= Murwillumbah Swamp Beer =

2001 event in Australia

Murwillumbah Swamp Beer, also known as Murbah Swamp Beer, is an event which took place over the 2001 Easter weekend in which 40,000 bottles of beer fell into the Tweed River just outside of Murwillumbah in New South Wales, Australia.

Following the incident, and due to delays over the long weekend, many people living in the area dove into the river, often using rafts and canoes, to collect the beer and called the accident "the ultimate dream come true".

== Accident ==
On 13 April 2001 a semi-trailer ran off the Pacific Highway (now Tweed Valley Way), just outside of Murwillumbah, at 2:10 am and fell into the Tweed River causing 40,000 bottles of beer (in 1,000 cartons) to fall into the river. The majority of the bottles were from the Malt Shovel Brewery and were marked with the initials "MSB" which soon became known to local residents as "Murwillumbah Swamp Beer".

The driver was uninjured in the crash and was able to swim out of the water, however, due to it occurring in the early hours of the morning (on Good Friday) the salvage operation for the contents of the truck had to be delayed due to heavy traffic.

== Retrieval ==
By Friday morning, much of the beer that had fallen into the river began to float to the surface and, knowing there was more, many people from the town came to the river and began to collect the beer. Many used snorkels and flippers to do so and even scuba gear; boats, jet skis and bodyboards were also used.

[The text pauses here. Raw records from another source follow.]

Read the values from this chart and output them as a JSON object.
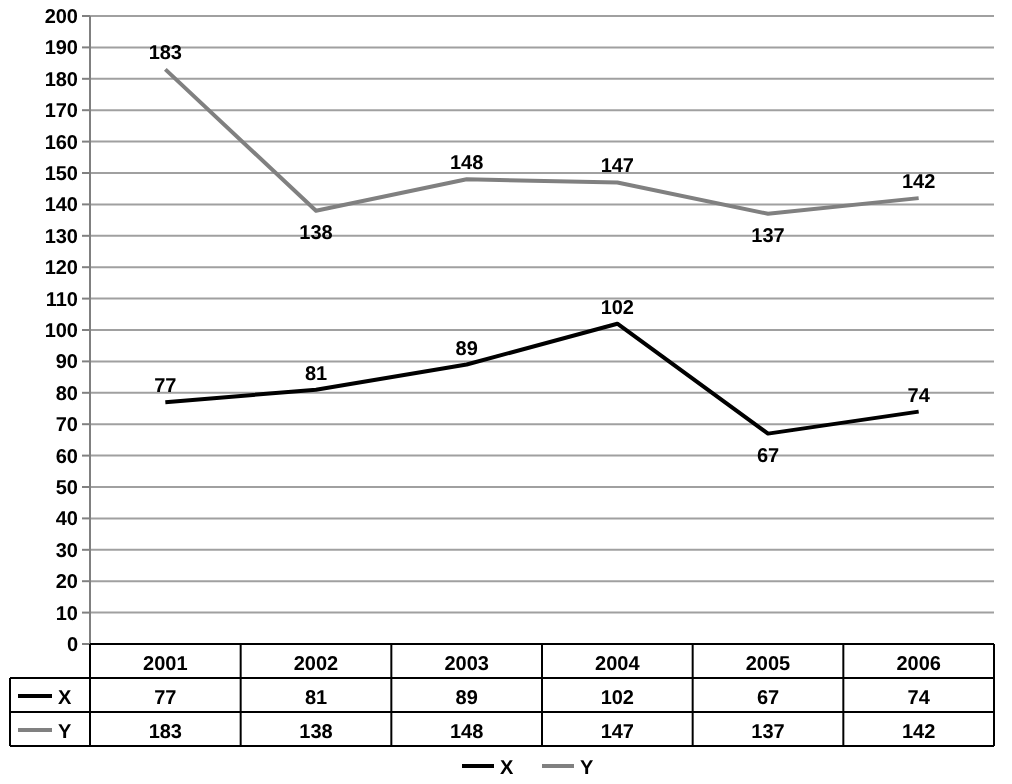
{
  "chart_data": {
    "type": "line",
    "categories": [
      "2001",
      "2002",
      "2003",
      "2004",
      "2005",
      "2006"
    ],
    "series": [
      {
        "name": "X",
        "color": "#000000",
        "values": [
          77,
          81,
          89,
          102,
          67,
          74
        ]
      },
      {
        "name": "Y",
        "color": "#808080",
        "values": [
          183,
          138,
          148,
          147,
          137,
          142
        ]
      }
    ],
    "ylim": [
      0,
      200
    ],
    "yticks": [
      0,
      10,
      20,
      30,
      40,
      50,
      60,
      70,
      80,
      90,
      100,
      110,
      120,
      130,
      140,
      150,
      160,
      170,
      180,
      190,
      200
    ],
    "grid": "y",
    "data_labels": true,
    "legend": "bottom",
    "marker": "none",
    "line_style": "solid",
    "annotations": [
      {
        "text": "77",
        "x": "2001",
        "y": 77
      },
      {
        "text": "81",
        "x": "2002",
        "y": 81
      },
      {
        "text": "89",
        "x": "2003",
        "y": 89
      },
      {
        "text": "102",
        "x": "2004",
        "y": 102
      },
      {
        "text": "67",
        "x": "2005",
        "y": 67
      },
      {
        "text": "74",
        "x": "2006",
        "y": 74
      },
      {
        "text": "183",
        "x": "2001",
        "y": 183
      },
      {
        "text": "138",
        "x": "2002",
        "y": 138
      },
      {
        "text": "148",
        "x": "2003",
        "y": 148
      },
      {
        "text": "147",
        "x": "2004",
        "y": 147
      },
      {
        "text": "137",
        "x": "2005",
        "y": 137
      },
      {
        "text": "142",
        "x": "2006",
        "y": 142
      }
    ]
  }
}
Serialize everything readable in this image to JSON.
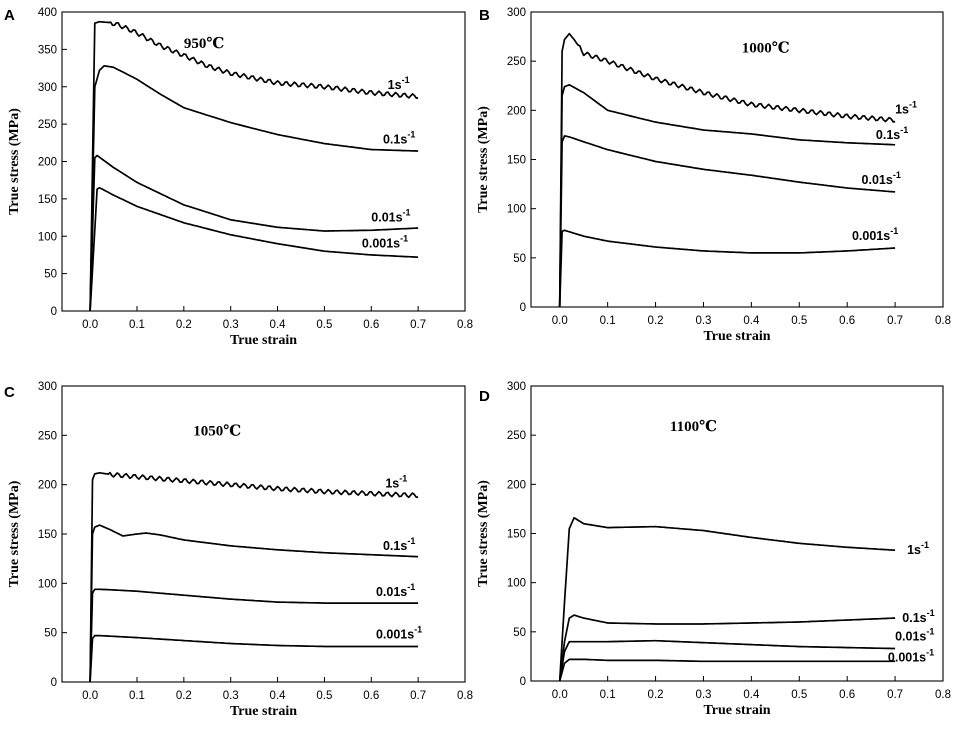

The legality of the informal salvage was unclear.

The Tweed Shire Council also issued warnings to those salvaging the beer and stated it should be destroyed due to the risk of contamination.

The incident was reported nationally around Australia.

== Documentary ==
In 2002 a short documentary film was made called Murbah Swamp Beer and it was directed by Gary Doust and produced by Brooke Wilson. It told the story of the crash and the locals' reaction to it primarily through interviews, including a number with a local police officer Stan Single and others with the coach of the under-19s football team whose performance was impacted by the beers' arrival and what he called their downfall. On the film Wilson said: "[i]t captures the spirit of a small, country town as its citizens discover that beer definitely tastes better when it's free."

The film was a finalist in Tropfest 2002 due to its resonance with the audience.

== Anniversary ==
In 2026 the town of Murwillumbah celebrated the 25th anniversary of the event and how it has become a symbol of the town's identity.

Earlier, in 2019, Stone & Wood Brewing Co., on limited release, created the Murbah Swamp Beer which they sold locally to raise money for a community funded hospice.

== Previous incident ==
This was the second vehicle accident involving beer to happen near Murwillumbah with another truck overturning in November 1983. This truck overturned on the highway between Fernvale and Murwillumbah and scattered 45,000 cans of Fosters Beer across 150 m. A security guard called to the incident initially thought that the crash was a stunt by the beer company, as the cargo was a newly released product, however, he changed his mind when he saw the seriousness of the accident and that the driver was trapped in the truck for one and a half hours.

The security guard, Walter Geerz, alongside his dog Basil, prevented the general public from taking the beer for the first few hours after the accident. However, the next day the insurance assessor advised that the beer would all be buried nearby with a bulldozer and, as news spread, many locals with tractors and trailers came and took a "couple of cans".